I think of Hannah in 1 Samuel praying for a son.  She had prayed for so long and found herself at her wit’s end of waiting so she went to the Temple to pray where she was praying with such passion that the priest thought she was drunk.  How we have lost this art of waiting.

Over the past few days I’ve been able to help a friend with her newborn baby.  Oh my gosh is she the sweetest thing! But also, she has brought so many truths to mind for me about who we are and how we’re created.

I went into the room 2 hours after she was born and in her first few hours of being alive I was realizing that up until this point she has never felt hunger, never felt cold, or never felt scared.  Her every need had been met and provided for her.  She’s never had to work to be full, she’s just been full.  She’s never had to be wrapped in blankets to be warm, she’s just been warm.

And what our Gracious Father has taught me through this frail, beautiful thing is that we weren’t created for this.

  The space and tension that we feel between the things we hope for and the things we receive is the very space that proves to us that He has set eternity in our hearts.  Our longing to be whole and to be satisfied are what propel us to crave His arrival and His return.

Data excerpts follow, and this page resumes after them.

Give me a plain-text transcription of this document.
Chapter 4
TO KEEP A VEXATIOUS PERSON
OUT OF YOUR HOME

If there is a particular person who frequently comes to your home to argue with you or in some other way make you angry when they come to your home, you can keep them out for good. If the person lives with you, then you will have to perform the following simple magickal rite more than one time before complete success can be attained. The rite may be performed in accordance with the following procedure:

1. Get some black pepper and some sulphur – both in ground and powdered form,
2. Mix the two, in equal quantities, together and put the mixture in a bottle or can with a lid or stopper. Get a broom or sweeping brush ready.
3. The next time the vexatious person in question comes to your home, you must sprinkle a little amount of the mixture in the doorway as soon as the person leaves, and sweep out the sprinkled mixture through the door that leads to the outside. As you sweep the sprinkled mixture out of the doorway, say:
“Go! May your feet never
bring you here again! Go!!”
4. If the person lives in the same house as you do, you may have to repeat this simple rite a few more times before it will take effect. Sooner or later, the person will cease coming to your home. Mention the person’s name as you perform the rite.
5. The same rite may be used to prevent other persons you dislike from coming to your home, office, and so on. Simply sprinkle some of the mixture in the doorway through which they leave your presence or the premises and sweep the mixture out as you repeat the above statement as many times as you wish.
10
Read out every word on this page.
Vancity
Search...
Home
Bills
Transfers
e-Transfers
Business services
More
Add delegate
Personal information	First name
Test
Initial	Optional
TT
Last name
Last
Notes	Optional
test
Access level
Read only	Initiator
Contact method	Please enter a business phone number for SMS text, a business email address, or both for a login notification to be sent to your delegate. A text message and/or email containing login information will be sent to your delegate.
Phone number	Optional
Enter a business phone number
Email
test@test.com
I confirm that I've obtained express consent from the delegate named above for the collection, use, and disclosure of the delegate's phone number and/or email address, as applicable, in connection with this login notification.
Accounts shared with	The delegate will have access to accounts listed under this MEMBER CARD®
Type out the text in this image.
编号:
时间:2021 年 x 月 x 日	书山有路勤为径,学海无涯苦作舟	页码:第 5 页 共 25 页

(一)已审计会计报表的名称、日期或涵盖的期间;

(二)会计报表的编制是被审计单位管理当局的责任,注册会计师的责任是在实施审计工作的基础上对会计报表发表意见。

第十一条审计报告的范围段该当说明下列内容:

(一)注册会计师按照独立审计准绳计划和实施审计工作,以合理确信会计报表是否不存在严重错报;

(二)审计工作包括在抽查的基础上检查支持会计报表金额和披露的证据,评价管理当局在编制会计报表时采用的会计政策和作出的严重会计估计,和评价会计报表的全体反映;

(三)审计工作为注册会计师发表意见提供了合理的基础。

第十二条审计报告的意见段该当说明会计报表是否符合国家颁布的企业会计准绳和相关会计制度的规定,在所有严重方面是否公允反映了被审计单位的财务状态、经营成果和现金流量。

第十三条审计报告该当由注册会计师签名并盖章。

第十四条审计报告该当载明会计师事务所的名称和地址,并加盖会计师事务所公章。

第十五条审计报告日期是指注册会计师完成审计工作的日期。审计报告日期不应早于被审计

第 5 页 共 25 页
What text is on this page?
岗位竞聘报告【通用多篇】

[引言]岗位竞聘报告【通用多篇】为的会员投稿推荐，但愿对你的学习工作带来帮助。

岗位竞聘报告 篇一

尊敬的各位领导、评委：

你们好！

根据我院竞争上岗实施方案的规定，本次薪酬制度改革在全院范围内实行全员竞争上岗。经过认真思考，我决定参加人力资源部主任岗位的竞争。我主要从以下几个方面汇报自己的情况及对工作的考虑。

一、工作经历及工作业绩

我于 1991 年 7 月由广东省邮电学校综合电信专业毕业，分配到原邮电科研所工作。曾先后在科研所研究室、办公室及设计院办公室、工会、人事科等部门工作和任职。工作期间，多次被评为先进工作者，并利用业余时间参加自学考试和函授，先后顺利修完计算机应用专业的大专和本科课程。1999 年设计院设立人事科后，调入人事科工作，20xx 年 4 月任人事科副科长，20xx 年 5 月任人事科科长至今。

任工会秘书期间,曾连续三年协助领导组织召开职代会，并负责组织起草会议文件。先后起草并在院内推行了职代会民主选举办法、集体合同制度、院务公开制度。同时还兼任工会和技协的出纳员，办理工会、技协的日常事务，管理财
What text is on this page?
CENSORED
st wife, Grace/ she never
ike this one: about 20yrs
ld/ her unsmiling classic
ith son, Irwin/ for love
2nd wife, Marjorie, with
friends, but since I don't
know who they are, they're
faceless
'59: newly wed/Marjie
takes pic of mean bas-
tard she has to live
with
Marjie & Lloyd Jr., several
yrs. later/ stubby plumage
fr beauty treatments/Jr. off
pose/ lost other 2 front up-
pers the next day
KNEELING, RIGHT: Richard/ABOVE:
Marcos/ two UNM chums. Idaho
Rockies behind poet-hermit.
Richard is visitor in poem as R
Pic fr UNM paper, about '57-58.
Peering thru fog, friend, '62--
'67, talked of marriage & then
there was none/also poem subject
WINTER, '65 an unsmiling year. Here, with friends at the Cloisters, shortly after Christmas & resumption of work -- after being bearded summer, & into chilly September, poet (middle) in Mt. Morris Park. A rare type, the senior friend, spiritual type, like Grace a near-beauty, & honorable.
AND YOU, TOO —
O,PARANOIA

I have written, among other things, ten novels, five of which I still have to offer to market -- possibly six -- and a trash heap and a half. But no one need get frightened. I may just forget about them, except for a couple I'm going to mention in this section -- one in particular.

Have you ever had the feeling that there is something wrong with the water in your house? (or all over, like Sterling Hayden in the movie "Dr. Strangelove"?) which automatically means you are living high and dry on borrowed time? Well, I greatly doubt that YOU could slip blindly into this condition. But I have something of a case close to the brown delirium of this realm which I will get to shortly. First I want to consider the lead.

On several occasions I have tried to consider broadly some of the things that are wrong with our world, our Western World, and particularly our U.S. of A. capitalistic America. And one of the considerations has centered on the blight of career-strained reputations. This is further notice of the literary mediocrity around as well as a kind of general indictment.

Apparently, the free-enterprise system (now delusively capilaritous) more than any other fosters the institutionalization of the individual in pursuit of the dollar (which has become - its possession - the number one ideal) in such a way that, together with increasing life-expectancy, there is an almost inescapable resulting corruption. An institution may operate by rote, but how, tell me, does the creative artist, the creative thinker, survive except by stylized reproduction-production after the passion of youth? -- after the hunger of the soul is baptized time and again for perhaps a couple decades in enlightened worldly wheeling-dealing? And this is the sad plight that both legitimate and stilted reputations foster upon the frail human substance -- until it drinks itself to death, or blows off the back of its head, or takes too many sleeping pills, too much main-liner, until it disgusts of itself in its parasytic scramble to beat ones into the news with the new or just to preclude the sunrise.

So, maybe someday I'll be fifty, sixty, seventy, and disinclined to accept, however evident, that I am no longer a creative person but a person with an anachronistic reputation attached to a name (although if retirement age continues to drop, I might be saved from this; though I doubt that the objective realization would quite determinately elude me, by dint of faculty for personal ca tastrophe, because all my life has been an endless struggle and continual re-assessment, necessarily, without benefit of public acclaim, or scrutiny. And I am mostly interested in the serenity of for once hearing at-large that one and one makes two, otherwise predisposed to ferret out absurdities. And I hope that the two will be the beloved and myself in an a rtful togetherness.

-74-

Thus I come back to this idea that is so hard for me to swallow- Our every longing draws us back to the feet of Jesus.  This sweet baby I have been able to hang out with, of course cannot meet her own needs.  She can’t hold her head up on her own yet, better yet provide food for herself, clean herself, protect herself, or wrap herself in a blanket.  She is born utterly dependent on her parents.

In the same way, we are not satisfied.  At times we are lonely, hopeless, depressed, hurting, and empty and Christmas has a weird way of reminding us of that.  And in the same way that a baby needs her parents to keep her warm, fed, and safe, we need our Father, our Shepherd, our Provider to hold us and keep us.

So my prayer this Christmas is to feel the longing and the hoping for the arrival of our Messiah to enter into the hurt of unfulfilled expectations and believe that He is crafting hope and purpose.  And to embrace more than ever that He is IMMANUEL- God with us.